Court officials in China's Sichuan Province say Lobsang Dhondup was executed on Sunday. The court also rejected the appeal of a suspended death sentence by senior Buddhist monk Tenzin Deleg Rinpoche. Such sentences are likely to be commuted to life imprisonment.
The two Tibetan men were charged with setting off a string of bombs over the past two years in an area of Sichuan Province that is heavily populated with ethnic Tibetans. China says the bombs were meant to promote Tibetan independence, and killed one person and injured others.
But the U.S. spokesman says his embassy has "repeatedly registered deep concerns over the lack of transparency and apparent lack of due process" in the case of the two Tibetans. He adds that China denied an American request to let an observer attend the trial.

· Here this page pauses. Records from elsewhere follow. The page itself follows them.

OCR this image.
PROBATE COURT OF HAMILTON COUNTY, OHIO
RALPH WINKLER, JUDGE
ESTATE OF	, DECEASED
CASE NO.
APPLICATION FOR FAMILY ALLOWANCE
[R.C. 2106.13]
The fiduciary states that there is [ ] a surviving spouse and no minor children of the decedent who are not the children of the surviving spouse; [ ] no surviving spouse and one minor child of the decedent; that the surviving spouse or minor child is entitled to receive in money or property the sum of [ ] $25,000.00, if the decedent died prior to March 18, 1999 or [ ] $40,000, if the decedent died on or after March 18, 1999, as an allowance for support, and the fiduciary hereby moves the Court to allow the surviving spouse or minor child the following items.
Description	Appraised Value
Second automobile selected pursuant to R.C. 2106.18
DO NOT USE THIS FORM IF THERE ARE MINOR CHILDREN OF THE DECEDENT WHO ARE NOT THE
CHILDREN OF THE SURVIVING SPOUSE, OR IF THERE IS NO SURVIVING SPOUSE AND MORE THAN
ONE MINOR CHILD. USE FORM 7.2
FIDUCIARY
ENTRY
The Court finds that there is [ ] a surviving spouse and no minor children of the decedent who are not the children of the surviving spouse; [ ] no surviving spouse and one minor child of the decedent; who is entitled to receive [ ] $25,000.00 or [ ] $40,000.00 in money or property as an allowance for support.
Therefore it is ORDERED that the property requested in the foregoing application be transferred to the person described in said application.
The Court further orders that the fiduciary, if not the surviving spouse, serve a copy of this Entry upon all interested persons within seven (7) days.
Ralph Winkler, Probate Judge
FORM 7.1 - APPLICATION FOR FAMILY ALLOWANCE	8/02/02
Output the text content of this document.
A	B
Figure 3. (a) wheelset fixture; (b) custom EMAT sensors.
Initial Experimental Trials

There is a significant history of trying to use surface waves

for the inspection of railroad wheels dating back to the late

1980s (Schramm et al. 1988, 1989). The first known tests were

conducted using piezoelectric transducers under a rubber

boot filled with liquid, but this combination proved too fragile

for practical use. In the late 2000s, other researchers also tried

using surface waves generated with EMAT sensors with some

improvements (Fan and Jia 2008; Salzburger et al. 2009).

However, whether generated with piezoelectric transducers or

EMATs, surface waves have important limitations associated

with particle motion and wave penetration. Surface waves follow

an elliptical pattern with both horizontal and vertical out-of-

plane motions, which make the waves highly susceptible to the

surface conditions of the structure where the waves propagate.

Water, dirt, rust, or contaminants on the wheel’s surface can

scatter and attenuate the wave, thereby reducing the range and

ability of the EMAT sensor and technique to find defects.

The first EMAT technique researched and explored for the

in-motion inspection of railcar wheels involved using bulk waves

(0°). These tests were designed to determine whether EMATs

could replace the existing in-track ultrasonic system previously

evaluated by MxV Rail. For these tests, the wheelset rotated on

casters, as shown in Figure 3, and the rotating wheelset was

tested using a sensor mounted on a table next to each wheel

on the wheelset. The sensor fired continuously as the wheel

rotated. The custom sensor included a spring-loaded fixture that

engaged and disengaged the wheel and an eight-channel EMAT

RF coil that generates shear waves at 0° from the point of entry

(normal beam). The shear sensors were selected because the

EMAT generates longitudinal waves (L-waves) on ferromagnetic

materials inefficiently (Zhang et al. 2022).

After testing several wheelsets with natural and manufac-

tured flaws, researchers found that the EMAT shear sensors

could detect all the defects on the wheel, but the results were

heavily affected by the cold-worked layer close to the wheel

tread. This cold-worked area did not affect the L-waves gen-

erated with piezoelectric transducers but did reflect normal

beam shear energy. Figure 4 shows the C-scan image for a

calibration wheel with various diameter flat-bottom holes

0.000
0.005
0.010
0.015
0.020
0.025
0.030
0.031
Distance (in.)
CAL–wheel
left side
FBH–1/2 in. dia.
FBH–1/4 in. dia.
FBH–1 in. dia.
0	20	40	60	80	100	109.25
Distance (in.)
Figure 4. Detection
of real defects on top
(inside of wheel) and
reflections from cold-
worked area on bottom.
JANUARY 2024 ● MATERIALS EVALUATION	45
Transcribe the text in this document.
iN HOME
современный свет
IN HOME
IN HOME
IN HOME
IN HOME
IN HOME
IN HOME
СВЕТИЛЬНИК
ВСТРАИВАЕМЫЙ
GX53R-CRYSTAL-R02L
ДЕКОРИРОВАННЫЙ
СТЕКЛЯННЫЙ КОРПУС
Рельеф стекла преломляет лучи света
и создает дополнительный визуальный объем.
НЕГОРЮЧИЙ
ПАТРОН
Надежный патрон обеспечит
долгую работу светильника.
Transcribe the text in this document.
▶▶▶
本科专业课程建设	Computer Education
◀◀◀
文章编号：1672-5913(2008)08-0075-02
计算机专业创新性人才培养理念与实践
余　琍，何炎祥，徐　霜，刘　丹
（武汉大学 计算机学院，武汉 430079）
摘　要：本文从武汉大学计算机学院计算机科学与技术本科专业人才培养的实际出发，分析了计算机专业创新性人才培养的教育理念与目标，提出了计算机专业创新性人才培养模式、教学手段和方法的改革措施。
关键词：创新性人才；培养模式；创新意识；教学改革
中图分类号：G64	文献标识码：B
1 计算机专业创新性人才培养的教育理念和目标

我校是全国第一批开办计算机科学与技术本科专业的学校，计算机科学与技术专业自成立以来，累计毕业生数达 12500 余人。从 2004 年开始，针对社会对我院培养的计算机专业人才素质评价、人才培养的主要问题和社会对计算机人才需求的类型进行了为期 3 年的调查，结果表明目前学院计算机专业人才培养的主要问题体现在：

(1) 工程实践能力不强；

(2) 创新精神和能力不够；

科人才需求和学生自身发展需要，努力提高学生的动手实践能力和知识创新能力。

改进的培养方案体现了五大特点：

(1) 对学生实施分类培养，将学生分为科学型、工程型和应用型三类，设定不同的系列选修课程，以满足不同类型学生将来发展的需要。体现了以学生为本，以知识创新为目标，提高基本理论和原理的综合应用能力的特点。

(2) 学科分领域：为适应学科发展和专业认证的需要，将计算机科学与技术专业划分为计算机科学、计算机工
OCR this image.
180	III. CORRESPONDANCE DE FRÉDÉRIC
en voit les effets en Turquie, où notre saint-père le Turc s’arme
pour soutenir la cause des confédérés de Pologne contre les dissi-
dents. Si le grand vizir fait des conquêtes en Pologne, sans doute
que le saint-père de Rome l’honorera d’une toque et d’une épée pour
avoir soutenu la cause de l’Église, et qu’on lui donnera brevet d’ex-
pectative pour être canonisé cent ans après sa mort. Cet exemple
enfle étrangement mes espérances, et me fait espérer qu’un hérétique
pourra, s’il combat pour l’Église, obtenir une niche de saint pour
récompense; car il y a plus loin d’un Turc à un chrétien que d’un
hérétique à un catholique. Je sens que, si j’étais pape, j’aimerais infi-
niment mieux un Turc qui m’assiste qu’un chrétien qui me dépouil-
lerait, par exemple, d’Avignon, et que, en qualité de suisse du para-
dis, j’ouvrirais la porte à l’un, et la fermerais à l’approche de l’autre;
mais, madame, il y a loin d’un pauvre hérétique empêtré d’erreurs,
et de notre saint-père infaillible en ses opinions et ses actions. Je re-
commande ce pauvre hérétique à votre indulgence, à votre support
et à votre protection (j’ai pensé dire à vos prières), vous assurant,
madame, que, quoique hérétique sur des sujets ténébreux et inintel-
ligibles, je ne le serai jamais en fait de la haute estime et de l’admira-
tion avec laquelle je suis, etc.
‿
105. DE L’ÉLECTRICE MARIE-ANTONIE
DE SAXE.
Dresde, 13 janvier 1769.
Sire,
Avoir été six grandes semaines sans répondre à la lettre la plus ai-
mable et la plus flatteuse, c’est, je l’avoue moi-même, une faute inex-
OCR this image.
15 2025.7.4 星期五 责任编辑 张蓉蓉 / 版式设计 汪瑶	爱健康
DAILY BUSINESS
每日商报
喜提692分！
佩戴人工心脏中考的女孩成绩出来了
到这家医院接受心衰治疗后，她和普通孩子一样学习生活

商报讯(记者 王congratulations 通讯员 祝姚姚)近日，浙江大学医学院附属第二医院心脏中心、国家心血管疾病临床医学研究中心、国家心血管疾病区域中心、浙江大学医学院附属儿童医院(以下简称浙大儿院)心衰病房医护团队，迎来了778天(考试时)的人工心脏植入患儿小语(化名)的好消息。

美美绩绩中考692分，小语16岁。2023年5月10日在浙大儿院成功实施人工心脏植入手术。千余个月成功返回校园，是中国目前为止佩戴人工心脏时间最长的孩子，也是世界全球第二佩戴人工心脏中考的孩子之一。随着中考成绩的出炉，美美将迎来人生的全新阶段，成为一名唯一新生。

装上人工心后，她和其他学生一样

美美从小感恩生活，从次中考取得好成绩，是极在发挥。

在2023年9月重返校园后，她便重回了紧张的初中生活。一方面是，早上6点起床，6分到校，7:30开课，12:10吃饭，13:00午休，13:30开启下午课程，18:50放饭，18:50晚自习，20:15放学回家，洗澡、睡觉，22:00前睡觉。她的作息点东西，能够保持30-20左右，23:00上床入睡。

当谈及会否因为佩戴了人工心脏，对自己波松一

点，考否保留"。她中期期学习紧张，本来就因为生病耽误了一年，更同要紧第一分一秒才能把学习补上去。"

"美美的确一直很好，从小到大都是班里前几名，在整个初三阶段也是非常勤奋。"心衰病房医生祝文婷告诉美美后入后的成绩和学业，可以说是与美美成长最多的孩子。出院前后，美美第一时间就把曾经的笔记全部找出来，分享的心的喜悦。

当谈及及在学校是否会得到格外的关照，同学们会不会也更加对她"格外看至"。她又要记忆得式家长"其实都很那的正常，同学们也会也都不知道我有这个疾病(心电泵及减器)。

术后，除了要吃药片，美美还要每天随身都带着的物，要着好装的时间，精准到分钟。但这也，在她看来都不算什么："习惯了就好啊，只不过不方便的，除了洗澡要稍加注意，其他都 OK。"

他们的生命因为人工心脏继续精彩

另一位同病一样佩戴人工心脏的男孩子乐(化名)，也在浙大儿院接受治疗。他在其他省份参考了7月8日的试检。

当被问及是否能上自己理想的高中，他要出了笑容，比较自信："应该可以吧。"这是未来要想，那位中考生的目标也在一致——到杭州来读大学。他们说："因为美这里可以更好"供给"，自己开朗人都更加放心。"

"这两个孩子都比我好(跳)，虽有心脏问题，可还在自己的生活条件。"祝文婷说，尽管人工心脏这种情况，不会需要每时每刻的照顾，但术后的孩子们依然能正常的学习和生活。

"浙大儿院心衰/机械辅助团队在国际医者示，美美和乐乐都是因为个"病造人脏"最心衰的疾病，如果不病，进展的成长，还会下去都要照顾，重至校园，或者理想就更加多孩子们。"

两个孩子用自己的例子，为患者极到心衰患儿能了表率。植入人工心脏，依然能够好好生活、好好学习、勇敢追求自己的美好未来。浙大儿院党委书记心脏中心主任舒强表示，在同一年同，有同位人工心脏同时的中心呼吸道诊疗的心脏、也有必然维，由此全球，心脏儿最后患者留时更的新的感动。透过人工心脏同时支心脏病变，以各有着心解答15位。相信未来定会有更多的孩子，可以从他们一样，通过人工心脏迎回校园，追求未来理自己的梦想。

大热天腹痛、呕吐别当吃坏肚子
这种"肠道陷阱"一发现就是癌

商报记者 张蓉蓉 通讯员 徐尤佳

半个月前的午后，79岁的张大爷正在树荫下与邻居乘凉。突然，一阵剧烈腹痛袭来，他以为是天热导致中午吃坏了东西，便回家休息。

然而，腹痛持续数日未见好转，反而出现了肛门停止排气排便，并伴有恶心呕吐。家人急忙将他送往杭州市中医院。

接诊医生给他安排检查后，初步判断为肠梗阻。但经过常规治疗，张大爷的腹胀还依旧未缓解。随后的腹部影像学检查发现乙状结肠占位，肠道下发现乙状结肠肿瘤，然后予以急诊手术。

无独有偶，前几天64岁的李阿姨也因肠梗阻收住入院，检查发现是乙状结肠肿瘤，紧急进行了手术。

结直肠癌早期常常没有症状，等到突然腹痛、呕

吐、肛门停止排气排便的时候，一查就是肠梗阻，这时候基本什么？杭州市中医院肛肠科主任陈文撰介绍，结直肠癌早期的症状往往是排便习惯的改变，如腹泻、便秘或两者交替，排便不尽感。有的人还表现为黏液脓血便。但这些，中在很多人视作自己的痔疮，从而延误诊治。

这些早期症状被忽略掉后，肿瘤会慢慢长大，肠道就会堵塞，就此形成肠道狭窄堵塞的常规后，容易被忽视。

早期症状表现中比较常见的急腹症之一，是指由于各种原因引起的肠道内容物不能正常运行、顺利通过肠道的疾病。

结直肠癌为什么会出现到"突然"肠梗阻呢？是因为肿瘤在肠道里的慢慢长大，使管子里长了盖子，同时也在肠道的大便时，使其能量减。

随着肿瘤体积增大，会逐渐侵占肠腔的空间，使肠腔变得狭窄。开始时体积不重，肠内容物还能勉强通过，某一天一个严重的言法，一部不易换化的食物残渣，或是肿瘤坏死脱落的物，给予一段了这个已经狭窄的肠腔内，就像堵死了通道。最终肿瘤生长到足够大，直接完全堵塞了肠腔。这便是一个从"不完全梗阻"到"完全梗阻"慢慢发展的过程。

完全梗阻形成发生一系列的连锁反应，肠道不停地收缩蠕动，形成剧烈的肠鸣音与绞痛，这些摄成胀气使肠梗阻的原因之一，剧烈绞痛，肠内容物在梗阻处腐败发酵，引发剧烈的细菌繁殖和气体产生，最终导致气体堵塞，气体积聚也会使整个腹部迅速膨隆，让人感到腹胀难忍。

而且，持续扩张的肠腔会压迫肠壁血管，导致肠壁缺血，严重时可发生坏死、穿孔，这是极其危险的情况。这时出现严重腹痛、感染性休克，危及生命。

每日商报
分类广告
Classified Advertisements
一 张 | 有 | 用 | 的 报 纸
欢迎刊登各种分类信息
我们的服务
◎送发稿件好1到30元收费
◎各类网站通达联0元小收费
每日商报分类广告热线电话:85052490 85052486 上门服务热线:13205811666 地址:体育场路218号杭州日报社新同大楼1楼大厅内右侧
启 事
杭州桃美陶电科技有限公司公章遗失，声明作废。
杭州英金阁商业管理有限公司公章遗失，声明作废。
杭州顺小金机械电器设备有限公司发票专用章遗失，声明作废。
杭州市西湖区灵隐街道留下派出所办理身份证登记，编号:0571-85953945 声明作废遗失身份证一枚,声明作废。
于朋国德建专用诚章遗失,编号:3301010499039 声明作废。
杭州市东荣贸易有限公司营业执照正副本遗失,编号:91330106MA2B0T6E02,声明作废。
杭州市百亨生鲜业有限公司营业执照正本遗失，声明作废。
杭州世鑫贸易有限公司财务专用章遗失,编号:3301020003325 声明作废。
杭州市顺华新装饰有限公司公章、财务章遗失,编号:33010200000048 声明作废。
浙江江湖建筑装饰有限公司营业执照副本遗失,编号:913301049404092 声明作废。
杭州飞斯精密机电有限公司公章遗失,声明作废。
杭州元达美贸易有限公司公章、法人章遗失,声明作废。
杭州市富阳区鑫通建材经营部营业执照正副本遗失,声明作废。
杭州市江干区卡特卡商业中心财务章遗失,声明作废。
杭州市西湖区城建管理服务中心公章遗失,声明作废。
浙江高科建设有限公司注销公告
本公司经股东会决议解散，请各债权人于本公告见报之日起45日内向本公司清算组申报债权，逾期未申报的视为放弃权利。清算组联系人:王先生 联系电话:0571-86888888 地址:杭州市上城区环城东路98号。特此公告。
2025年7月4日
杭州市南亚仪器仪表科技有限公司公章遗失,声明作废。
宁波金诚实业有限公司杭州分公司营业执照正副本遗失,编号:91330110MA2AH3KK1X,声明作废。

At a news conference Tuesday, Chinese Foreign Ministry Spokeswoman Zhang Qiyue responded, arguing that any country would punish criminals who undermine public security or carry out terrorist bombings. She also defends China's judicial system, saying that the country has strict reviews of all capital punishment cases.
Since People's Liberation Army troops imposed Communist rule over Tibet in 1950, the Himalayan region has been hit by sporadic violence in support of Tibetan independence.
Human rights groups say Lobsang Dhondup's case is the first known execution of a Tibetan for alleged political offences in many years. The groups say at least 10 other Tibetans have been detained in connection with the case, and several have reportedly been tortured or mistreated by police.